Saturday, February 17, 2007

 

Revisiting USGS interval review

One of the people I referred to in my earlier post about the internal review policy of the USGS has left a comment on that thread. It's reprodced below:


Hi All:
In my earlier post to the obscure ACG listserve, which was reproduced in this more public forum, I wrote, "...However, there have been instances of BRD people not having appropriate peer review when publishing things. There was one BRD pub that clearly had a biased slant toward caribou-pipeline interactions."
I was recently made aware that the said report (A) DID have full internal review, and (B) was NOT biased. I based my comments on the media representation of the report, and I was not fully informed. I apologize for misleading readers in this way and for mischaracterizing the report.

Regards, Peter


I'd like to thank Peter for his comment, although I doubt that the ACG listserv is any more obscure than this blog. We get about 35 visitors per day, and most don't stick around all that long. I'd like to thank the ones that do.
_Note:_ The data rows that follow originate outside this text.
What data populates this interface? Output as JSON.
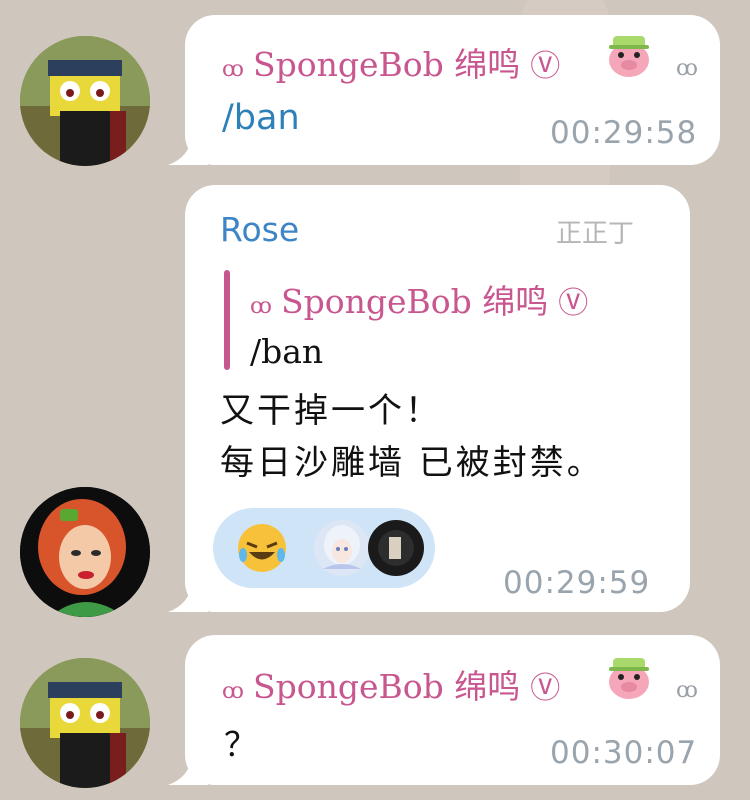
{
  "messages": [
    {
      "sender": "SpongeBob 绵鸣",
      "sender_prefix": "ꝏ",
      "verified": "Ⓥ",
      "text": "/ban",
      "time": "00:29:58",
      "status_suffix": "ꝏ"
    },
    {
      "sender": "Rose",
      "sender_tag": "正正丁",
      "quote": {
        "sender_prefix": "ꝏ",
        "sender": "SpongeBob 绵鸣",
        "verified": "Ⓥ",
        "text": "/ban"
      },
      "lines": [
        "又干掉一个！",
        "每日沙雕墙 已被封禁。"
      ],
      "reactions": [
        "rofl-emoji",
        "anime-girl-avatar",
        "dark-avatar"
      ],
      "time": "00:29:59"
    },
    {
      "sender": "SpongeBob 绵鸣",
      "sender_prefix": "ꝏ",
      "verified": "Ⓥ",
      "text": "？",
      "time": "00:30:07",
      "status_suffix": "ꝏ"
    }
  ],
  "colors": {
    "background": "#cfc6bd",
    "bubble": "#ffffff",
    "sender_pink": "#c8568f",
    "rose_blue": "#3d85c6",
    "command_blue": "#2f7fb8",
    "time_gray": "#9aa4ad",
    "reaction_bg": "#cfe4f6"
  }
}
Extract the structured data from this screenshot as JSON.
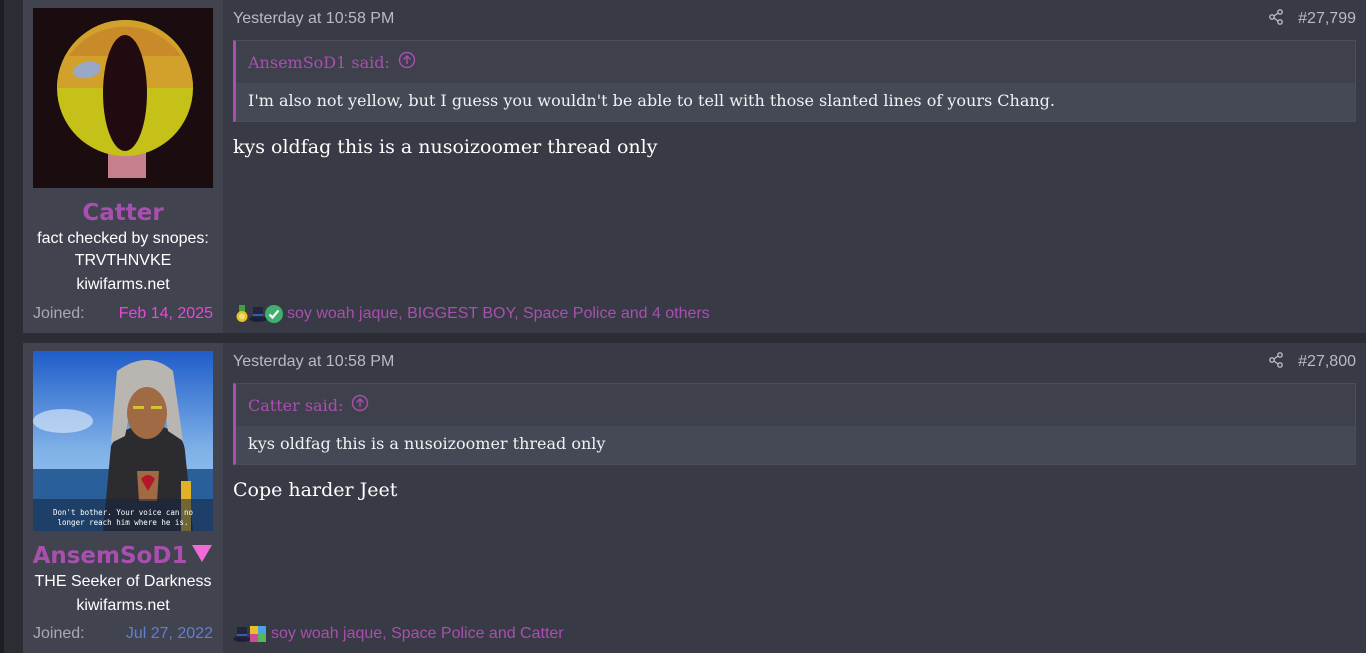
{
  "posts": [
    {
      "username": "Catter",
      "user_title": "fact checked by snopes: TRVTHNVKE",
      "banner": "kiwifarms.net",
      "joined_label": "Joined:",
      "joined_date": "Feb 14, 2025",
      "joined_color": "#e846e0",
      "timestamp": "Yesterday at 10:58 PM",
      "post_number": "#27,799",
      "quote": {
        "author": "AnsemSoD1 said:",
        "text": "I'm also not yellow, but I guess you wouldn't be able to tell with those slanted lines of yours Chang."
      },
      "message": "kys oldfag this is a nusoizoomer thread only",
      "reactions": {
        "icons": [
          "medal-icon",
          "top-hat-icon",
          "checkmark-icon"
        ],
        "text": "soy woah jaque, BIGGEST BOY, Space Police and 4 others"
      }
    },
    {
      "username": "AnsemSoD1",
      "user_title": "THE Seeker of Darkness",
      "banner": "kiwifarms.net",
      "joined_label": "Joined:",
      "joined_date": "Jul 27, 2022",
      "joined_color": "#5f7ed8",
      "timestamp": "Yesterday at 10:58 PM",
      "post_number": "#27,800",
      "avatar_caption": "Don't bother. Your voice can no longer reach him where he is.",
      "quote": {
        "author": "Catter said:",
        "text": "kys oldfag this is a nusoizoomer thread only"
      },
      "message": "Cope harder Jeet",
      "reactions": {
        "icons": [
          "top-hat-icon",
          "puzzle-icon"
        ],
        "text": "soy woah jaque, Space Police and Catter"
      }
    }
  ],
  "colors": {
    "accent": "#a94fb0",
    "post_bg": "#383a45",
    "user_bg": "#41444f"
  }
}
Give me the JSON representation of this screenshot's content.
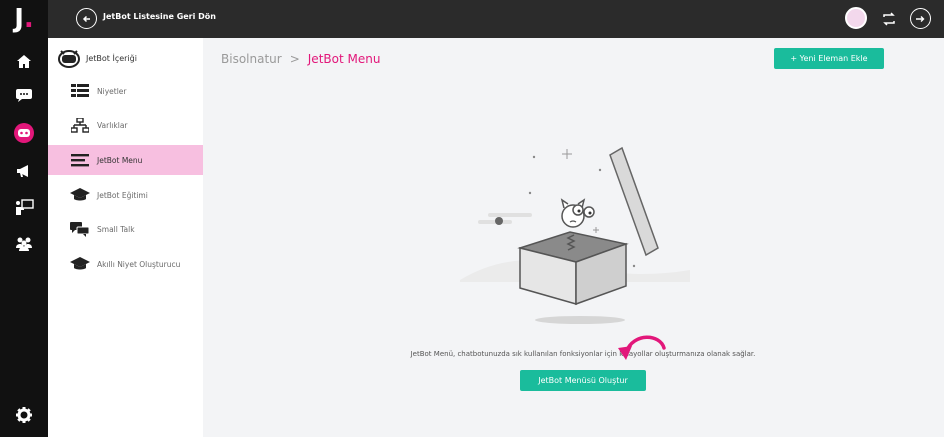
{
  "topbar": {
    "logo_letter": "J",
    "logo_dot": ".",
    "back_label": "JetBot Listesine Geri Dön"
  },
  "rail": {
    "items": [
      {
        "icon": "home-icon"
      },
      {
        "icon": "chat-icon"
      },
      {
        "icon": "bot-icon",
        "active_color": "#e2177a"
      },
      {
        "icon": "megaphone-icon"
      },
      {
        "icon": "presenter-icon"
      },
      {
        "icon": "users-icon"
      },
      {
        "icon": "settings-icon"
      }
    ]
  },
  "sidebar": {
    "header": "JetBot İçeriği",
    "items": [
      {
        "label": "Niyetler",
        "icon": "list-icon"
      },
      {
        "label": "Varlıklar",
        "icon": "hierarchy-icon"
      },
      {
        "label": "JetBot Menu",
        "icon": "menu-icon",
        "active": true
      },
      {
        "label": "JetBot Eğitimi",
        "icon": "graduation-cap-icon"
      },
      {
        "label": "Small Talk",
        "icon": "chat-bubbles-icon"
      },
      {
        "label": "Akıllı Niyet Oluşturucu",
        "icon": "graduation-cap-icon"
      }
    ]
  },
  "main": {
    "breadcrumb_root": "Bisolnatur",
    "breadcrumb_sep": ">",
    "breadcrumb_current": "JetBot Menu",
    "add_button": "+ Yeni Eleman Ekle",
    "description": "JetBot Menü, chatbotunuzda sık kullanılan fonksiyonlar için kısayollar oluşturmanıza olanak sağlar.",
    "create_button": "JetBot Menüsü Oluştur"
  },
  "colors": {
    "accent": "#e2177a",
    "button": "#1abc9c",
    "active_item_bg": "#f7bfe0"
  }
}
Here's what I wrote about the 2002 study:


In 2002 a group headed by a USGS scientist published a report that dealt in part with the potential impact of the development of ANWR. This group had studied the caribou herds in that part of Alaska for 12 years and one of their findings was that female caribou who were either close to giving birth or had young calves tended to avoid roads and pipelines (they apparently preferred to be at least 4 km away from those features). That study reported that full development of 1002 area of ANWR (the area where the proposed drilling would occur) was likely to cause mortality rates of calves in the local caribou herd to decrease by 8.2%, and that a reduction of 4.6% was sufficient to cause growth of the herd to cease (Figure 3.28 in their report shows their data). The reason this caused a problem is that the scenario they used to arrive at their 8.2% calculation wasn't necessarily realistic since it was based on all of the 1002 area being developed and that wasn't necessarily realistic. Some development scenarios had plans with a much smaller footprint (you can see a map of all the plans in the follow up memo). The authors of the original study were taken to task for not including these plans in their report. The follow up memo included the predicted mortalities based on 2 more realistic drilling plans (the mortalities were estimated using exactly the same procedures as in the original report). The predicted mortalities for those two models were 0.7 and 1.2 %. The authors of the original report had in fact included models that didn't required full development (again you can see a map of their scenarios in the follow up memo), but they just focused on the 8.2 % figure (the worst case scenario). The USGS is not supposed to set or advocate policy although USGS authors can evaluate proposed scenarios, but they can't pick a favorite. The 2002 report crossed that line.

In addition both the original 2002 report and the follow up memo are available on line so I think it's difficult to claim that the authors were censored.


I wonder if Peter would consider that a fair characterization of the events surrounding the 2002 report and the follow up memo. Since their report was properly internally reviewed, I do agree that there wasn't any impropriety on the part of the report's authors (I apologize for stating that there was). However, it still seems to me to be difficult to support the claim that the 2002 report was censored since that report is still available. Moreover, the mortality rates in the follow up memo were calculated using the same models as in the original report, and the conclusion of 2002 report does seem to be based on an unrealistic drilling scenario.